Semua fraksi di DPR, lanjutnya,seperti PPP, PKB, PAN, PKS, PBR, PBD, Golkar, Demokrat masih tetap konsisten mendukung RUU APP. Ia menambahkan, hanya perorangan dari PDIP dan PDS yang menolak. Tapi itu belum secara resmi fraksi.
Soal revisi beberapa pasal dalam RUU APP terkait demo penolakan aKHr-aKHr ini menurut KH Ahmad Toyfur semuanya sedang dalam proses. Tekanan penolakan itu memang kuat dan sebaliknya dukungan terhadap APP juga sangat kuat. Karena itu DPR RI Insya Allah tepat waktu akan mengesahkan RUU APP itu menjadi UU pada Juli 2006 mendatang. Untuk mematangkan revisi tersebut Pansus terus kerja keras dalam tiga bulan ke depan.
Menanggapi pertanyaan bukankah UU itu berlaku umum dan tidak ada pengecualian, KH Ahmad Toyfur menjelaskan jika dirinya yang bertugas di Papua ternyata tidak ada satu pun tokoh dan anggota masyarakat termasuk pemerintah daerah serta Ormas Pemuda yang menolak RUU APP tersebut.
“Kalau soal Koteka—pakaian adapt rakyat Wamena di Papua, itu jelas pengecualian dan itu tidak termasuk pornografi. Koteka merupakan bentuk keterbelakangan karena tidak mungkin orang kaya di Wamena pun memakai Koteka,” papar dia.
Menurutnya, penolakan terhadap RUU APP makin menunjukkan jika mereka adalah kelompok pemilik modal (industri seks) yang merasa terancam dengan RUU APP ini. Mengapa? Insutri seks itu modalnya kecil dan pasti untungnya besar dan tanpa spekulasi pasti untung.
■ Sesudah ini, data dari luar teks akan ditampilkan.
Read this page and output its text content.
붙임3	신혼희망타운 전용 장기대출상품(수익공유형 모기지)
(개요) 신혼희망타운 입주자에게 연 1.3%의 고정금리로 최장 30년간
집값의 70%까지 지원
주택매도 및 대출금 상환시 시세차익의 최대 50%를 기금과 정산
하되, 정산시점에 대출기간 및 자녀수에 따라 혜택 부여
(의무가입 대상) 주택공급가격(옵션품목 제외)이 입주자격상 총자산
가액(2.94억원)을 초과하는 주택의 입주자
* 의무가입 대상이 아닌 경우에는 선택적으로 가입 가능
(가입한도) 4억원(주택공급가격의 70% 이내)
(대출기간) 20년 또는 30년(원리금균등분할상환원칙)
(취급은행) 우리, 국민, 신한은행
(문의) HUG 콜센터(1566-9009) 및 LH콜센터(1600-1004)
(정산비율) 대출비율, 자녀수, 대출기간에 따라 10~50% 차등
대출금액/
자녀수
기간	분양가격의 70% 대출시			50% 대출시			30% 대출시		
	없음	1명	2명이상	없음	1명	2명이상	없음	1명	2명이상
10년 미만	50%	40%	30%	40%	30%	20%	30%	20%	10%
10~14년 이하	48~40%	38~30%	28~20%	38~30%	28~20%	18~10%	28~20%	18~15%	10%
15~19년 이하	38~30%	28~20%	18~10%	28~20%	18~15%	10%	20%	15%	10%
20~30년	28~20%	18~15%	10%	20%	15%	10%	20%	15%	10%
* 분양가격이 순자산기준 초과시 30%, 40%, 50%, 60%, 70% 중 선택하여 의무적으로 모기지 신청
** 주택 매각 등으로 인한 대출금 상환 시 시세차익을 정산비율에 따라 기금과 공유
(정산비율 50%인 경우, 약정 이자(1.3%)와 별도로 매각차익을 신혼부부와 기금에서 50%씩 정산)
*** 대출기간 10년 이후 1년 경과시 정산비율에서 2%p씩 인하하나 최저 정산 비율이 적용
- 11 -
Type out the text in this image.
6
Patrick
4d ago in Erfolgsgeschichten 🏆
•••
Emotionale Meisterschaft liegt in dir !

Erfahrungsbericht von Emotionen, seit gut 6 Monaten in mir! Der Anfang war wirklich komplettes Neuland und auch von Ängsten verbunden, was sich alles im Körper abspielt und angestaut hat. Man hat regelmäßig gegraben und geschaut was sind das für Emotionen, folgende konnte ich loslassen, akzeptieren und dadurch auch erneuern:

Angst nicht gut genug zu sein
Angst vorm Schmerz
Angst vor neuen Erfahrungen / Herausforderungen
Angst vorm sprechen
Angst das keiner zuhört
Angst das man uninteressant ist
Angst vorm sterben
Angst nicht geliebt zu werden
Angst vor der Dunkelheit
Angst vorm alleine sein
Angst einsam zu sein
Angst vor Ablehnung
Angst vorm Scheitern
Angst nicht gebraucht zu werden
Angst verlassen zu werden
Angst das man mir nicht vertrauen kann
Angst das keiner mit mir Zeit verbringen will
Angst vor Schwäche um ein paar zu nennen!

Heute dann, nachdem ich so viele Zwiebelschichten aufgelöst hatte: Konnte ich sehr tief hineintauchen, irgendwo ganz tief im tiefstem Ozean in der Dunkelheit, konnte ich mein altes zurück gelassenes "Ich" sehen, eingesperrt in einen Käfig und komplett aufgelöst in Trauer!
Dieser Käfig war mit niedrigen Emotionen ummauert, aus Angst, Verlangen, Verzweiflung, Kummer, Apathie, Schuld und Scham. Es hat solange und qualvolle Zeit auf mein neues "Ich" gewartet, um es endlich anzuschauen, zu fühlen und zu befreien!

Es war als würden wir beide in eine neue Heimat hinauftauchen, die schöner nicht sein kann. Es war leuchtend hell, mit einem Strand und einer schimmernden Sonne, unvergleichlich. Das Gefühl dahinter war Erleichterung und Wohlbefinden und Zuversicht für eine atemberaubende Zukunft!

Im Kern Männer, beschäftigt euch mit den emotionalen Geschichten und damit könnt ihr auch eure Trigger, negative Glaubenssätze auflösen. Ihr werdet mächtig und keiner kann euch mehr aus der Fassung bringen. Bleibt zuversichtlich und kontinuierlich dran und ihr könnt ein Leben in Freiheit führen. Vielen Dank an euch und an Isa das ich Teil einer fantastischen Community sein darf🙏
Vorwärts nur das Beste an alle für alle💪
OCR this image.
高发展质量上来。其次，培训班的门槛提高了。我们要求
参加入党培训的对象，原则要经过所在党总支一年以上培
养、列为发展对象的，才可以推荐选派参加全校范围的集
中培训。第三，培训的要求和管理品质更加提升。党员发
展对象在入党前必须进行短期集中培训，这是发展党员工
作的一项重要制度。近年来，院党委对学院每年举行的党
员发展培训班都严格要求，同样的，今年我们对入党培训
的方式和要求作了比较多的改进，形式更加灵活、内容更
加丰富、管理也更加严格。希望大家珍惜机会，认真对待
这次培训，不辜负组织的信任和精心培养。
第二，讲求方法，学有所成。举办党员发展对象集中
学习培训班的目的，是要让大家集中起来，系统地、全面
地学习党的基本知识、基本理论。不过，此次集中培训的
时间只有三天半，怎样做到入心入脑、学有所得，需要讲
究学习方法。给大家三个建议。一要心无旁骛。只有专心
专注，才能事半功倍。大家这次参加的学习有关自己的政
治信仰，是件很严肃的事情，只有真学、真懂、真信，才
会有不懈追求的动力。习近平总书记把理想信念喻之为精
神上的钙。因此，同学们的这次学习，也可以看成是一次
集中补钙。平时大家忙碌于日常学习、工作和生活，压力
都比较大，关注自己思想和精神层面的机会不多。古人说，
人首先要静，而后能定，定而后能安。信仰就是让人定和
Dari film dan sinetron porno, pakaian, media cetak dan elektronik porno, hingga bintang-bintang porno dunia yang terancam dengan RUU APP ini di Indonesia.
Jadi RUU ini memang tidak berlaku secara umum bukan untuk privacy dan tempat KHsus yang lain. Seperti di Batam ternyata sudah ada Perda No. 6/2005 yang mengatur tentang bagaimana pakaian yang sopan, katanya.
Soalaapakah perlu badan pengawas RUU APP? Syafriansah menjelaskan,itu tidak perlu karena pelanggaran asusila ini akan diserahkan kepada aparat penegak hukum.
FKB sendiri, menurut anggota Pansus RUU APP DPR Badriyah Fayumi dan Anissah Mahfudz, masih terus melakukan penyerapan aspirasi dan perumusan masalah terkait RUU tersebut. Mereka mengakui ada kesulitan dalam merumuskan pornokasi. Baik menyangkut pakaian yang dipakai maupun tempat beraksi porno itu sendiri itu.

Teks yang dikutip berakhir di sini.